The same goes for setTodoDone, everything stays the same as before. Here we use PUT method, to use the default API update method because we are avoiding custom API routes (in a real application you would probably have a separate route only for setting done, which would get only an id). The reducer hasn't been changed for this either (only constant name). For this we have to change a little bit call to the method (because we changed the interface, it doesn't get the only id anymore), so we need to modify it a little bit Todo component.
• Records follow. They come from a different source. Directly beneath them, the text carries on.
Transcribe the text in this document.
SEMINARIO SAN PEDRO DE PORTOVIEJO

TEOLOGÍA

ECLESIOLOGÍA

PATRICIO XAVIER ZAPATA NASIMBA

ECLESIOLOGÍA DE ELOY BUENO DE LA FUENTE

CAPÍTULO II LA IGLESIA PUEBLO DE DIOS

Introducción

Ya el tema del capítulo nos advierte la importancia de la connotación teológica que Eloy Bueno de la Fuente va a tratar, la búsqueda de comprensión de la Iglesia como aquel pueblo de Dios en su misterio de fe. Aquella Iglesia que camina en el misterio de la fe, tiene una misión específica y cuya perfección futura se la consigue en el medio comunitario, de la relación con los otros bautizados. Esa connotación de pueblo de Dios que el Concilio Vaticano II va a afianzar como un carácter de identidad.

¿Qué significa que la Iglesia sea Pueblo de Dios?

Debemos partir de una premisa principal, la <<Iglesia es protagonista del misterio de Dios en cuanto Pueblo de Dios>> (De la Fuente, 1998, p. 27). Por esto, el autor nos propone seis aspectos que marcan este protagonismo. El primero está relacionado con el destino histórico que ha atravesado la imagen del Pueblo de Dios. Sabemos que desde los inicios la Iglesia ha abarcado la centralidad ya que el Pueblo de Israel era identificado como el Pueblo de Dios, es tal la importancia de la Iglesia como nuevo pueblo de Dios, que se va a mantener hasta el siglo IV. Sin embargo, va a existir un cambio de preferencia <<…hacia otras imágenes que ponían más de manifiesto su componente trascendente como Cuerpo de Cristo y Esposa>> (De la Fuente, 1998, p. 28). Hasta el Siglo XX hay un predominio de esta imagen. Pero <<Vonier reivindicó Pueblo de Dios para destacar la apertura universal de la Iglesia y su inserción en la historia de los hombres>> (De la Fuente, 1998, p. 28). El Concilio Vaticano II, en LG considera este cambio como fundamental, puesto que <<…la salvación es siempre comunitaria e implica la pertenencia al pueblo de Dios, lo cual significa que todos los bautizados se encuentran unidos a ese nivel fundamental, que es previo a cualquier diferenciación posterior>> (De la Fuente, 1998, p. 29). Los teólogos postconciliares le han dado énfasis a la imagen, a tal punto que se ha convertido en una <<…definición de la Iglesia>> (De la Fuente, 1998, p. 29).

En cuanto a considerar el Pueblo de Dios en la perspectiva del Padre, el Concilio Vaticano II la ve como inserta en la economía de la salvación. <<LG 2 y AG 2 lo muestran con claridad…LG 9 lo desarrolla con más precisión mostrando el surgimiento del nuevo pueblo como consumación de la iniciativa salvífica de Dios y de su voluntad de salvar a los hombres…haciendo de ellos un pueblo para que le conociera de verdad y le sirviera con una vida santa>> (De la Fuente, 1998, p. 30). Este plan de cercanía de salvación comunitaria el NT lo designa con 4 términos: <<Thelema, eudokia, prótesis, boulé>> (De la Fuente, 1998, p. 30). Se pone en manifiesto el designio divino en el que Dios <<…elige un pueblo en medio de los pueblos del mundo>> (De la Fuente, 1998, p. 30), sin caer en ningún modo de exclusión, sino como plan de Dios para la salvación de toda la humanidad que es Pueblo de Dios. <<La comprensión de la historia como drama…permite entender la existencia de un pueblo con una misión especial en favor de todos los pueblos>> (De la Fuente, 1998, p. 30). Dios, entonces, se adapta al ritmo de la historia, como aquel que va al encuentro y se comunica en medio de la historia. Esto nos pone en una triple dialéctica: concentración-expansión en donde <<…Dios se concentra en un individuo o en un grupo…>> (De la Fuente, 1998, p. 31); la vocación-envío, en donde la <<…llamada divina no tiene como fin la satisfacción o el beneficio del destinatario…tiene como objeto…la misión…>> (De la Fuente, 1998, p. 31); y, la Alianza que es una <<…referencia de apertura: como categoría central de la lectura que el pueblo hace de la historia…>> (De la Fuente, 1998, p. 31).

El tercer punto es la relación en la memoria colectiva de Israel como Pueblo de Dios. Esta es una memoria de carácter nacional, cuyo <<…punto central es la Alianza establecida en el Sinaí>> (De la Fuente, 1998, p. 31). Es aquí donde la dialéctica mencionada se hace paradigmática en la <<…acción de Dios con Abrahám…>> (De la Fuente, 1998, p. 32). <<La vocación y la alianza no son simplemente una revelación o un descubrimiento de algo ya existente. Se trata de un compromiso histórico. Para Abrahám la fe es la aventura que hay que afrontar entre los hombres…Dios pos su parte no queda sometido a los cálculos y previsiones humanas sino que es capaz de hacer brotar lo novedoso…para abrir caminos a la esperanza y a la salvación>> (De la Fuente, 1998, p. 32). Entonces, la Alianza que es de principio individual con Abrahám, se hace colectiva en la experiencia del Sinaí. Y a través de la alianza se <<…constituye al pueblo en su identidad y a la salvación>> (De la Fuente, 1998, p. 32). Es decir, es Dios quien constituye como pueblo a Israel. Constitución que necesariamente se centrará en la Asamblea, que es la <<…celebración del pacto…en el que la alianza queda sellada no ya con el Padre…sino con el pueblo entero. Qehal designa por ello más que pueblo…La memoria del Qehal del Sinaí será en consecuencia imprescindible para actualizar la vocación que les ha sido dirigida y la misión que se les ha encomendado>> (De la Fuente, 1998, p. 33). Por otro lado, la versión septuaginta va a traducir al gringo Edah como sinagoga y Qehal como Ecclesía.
Inside Todo render method we just need to change our setDone handler, instead of () => setDone(todo.id, !todo.done), we want () => setDone(todo, !todo.done). And that is all. Now we completely migrated our application to use RESTful API for all data operations.

Conclusion

In this part, we connected our application to RESTful API and adapted all actions to actually hit API endpoints, and change data on the server. One thing you could do in a real application is to extract fetch calls into a helper method (or a class) so that you can easily replace the library that you are using for http requests. Another thing that may be useful in real examples is normalize, it won't be discussed here but I encourage you to take a look. The next part will be the final part of this series, and it will show you the usage of selectors, also we will focus a little on application styling.